Pizza Rat is just one of countless hungry animals to become stars of the internet.
Pizza Rat is just one of countless hungry animals to become stars of the internet.

There’s a new star in the sky and his name is Steven Seagull.

Those who wisely read The Courier will know that’s not a poorly-typed reference to a Hollywood action star. It is, of course, an Arbroath news story.

In a gull-rich community where nobody lasts long without being, er, decorated, Steven stands out. For years, according to a staff member, he’s been nipping into Greggs on the High Street and stealing crisps. Salt and vinegar, since you asked.
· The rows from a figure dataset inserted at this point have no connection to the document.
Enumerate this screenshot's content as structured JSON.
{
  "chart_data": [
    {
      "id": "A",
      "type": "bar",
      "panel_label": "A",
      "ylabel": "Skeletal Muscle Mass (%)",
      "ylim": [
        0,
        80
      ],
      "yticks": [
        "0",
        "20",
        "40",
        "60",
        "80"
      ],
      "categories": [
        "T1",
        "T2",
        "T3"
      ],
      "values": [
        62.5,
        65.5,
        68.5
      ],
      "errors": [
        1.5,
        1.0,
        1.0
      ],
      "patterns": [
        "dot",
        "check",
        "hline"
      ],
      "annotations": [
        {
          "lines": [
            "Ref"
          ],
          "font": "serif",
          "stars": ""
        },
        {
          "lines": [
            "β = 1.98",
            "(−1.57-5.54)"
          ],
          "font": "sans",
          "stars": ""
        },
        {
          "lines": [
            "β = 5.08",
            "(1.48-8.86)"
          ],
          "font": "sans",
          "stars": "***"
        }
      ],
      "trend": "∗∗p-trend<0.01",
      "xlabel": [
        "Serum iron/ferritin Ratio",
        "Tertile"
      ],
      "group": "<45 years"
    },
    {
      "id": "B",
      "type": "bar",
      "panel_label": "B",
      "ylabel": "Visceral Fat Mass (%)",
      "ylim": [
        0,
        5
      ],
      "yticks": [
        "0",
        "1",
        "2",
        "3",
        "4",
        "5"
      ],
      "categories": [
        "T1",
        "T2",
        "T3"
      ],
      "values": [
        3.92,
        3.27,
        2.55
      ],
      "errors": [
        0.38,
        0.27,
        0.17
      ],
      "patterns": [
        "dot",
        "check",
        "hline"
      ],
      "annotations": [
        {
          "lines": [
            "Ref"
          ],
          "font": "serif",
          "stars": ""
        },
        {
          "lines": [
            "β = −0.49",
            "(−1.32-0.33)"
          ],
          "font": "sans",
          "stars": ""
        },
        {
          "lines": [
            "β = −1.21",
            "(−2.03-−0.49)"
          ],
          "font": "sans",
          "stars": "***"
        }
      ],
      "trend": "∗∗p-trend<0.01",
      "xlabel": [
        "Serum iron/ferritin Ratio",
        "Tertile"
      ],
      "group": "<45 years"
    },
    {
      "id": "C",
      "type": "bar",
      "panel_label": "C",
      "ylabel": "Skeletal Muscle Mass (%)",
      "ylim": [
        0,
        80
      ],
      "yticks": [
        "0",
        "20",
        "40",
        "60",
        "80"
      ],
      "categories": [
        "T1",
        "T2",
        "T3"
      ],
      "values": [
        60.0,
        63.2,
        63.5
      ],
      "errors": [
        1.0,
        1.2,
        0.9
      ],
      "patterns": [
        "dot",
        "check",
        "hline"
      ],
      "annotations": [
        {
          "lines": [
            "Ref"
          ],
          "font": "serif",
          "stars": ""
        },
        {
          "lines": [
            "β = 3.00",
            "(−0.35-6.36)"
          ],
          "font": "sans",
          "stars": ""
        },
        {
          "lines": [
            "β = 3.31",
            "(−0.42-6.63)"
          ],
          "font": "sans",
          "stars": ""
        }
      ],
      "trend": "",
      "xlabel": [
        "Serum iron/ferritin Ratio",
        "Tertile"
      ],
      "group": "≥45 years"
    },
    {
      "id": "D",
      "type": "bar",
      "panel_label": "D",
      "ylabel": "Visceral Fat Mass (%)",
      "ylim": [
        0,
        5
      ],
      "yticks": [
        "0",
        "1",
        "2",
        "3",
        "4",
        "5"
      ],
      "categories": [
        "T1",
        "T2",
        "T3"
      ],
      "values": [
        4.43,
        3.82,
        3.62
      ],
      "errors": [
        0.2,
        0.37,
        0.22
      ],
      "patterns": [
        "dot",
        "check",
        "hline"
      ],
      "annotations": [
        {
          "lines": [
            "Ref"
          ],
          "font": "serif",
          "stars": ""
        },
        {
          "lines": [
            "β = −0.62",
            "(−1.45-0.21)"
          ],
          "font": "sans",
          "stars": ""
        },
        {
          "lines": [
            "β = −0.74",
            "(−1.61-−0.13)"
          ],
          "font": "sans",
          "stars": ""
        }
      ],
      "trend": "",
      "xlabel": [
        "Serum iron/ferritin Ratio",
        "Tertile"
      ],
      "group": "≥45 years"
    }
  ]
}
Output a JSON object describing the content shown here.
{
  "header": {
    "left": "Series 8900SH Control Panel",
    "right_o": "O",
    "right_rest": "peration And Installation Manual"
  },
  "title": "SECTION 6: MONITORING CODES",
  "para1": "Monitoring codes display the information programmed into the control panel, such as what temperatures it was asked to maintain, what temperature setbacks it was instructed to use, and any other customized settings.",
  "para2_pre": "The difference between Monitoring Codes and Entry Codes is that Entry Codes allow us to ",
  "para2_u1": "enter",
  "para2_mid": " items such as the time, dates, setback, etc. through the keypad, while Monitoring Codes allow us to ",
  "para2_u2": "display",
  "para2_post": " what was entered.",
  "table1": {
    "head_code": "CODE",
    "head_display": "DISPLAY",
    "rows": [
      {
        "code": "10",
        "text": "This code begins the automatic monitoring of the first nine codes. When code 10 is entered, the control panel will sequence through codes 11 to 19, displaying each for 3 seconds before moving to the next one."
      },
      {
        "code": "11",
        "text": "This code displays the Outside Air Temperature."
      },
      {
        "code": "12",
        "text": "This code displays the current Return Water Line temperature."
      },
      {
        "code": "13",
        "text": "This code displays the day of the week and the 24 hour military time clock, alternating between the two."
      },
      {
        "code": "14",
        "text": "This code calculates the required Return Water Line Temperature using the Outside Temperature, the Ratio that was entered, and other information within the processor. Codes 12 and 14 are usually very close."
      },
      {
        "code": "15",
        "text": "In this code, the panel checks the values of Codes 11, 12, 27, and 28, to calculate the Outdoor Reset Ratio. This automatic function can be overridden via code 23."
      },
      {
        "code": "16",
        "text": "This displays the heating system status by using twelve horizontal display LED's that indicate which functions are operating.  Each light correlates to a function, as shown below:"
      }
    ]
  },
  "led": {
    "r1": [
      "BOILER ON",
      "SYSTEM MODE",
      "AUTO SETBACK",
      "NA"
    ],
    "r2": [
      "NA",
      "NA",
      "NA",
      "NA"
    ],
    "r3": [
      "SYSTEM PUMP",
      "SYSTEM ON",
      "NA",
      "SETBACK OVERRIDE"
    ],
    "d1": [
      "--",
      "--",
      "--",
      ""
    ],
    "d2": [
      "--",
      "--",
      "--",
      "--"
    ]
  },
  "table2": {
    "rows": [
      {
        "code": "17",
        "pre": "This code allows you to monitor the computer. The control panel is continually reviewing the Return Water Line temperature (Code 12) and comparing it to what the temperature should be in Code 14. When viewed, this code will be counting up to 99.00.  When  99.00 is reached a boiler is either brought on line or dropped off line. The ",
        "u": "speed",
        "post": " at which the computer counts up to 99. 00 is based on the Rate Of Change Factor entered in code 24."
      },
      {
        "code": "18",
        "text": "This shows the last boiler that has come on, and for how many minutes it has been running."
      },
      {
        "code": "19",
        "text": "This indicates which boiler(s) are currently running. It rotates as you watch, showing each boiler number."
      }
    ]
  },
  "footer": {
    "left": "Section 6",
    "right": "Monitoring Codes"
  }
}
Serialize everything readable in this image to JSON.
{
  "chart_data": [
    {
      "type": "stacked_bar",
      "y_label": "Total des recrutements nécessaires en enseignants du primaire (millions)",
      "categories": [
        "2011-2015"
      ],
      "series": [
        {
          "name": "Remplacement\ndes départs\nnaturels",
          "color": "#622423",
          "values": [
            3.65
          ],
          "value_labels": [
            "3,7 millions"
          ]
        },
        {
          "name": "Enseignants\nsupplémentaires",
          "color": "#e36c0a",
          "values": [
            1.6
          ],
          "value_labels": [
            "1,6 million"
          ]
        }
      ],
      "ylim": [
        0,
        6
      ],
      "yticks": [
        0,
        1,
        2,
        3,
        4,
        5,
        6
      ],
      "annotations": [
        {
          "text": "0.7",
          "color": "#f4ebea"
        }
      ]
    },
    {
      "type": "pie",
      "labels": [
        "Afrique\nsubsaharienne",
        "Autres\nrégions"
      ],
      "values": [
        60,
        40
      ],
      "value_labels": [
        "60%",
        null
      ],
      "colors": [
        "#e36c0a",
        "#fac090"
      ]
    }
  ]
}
Normally, such behaviour would have you up before the beak (and I’m sorry about that but it’s a pun the initial reporter seems to have missed) but Steven’s larceny made a funny video so people are putting up with it – mostly.

There are the usual complaints about gulls plaguing towns. But light-fingered creatures, even without fingers, are an international phenomenon and nothing new.

In 2015, Pizza Rat so caught attention that his name became a social media hashtag while a video of him dragging a slice of pizza into the New York City subway system was watched squillions of times.

Two months later, here in Toronto, a raccoon was filmed purloining doughnuts from a coffee shop, causing a stir in a city where the raccoons are so widespread and fascinatingly-versatile that they featured in the BBC TV programme Planet Earth.

Last month, the animal parade was joined by a squirrel habitually sneaking into a Toronto shop and stealing chocolate bars. He, too, was caught on camera but, oddly, nobody gave him a name. I wish I’d thought of it at the time.

According to the United Nations, 54% of the world’s population lives in urban areas, mostly in places bigger than Arbroath. By 2050, that’s expected to grow to 66%, with an additional 2.5 billion people in cities that are getting bigger and bigger.

Meanwhile, urban animals abound, in communities large and small. I feel sorry for Steven and his pals but it seems we can do little for animals stuck with an infestation of humans, except get to know their needs, plan our cities well and perhaps be a little kind.

Yes, even if they are damn seagulls.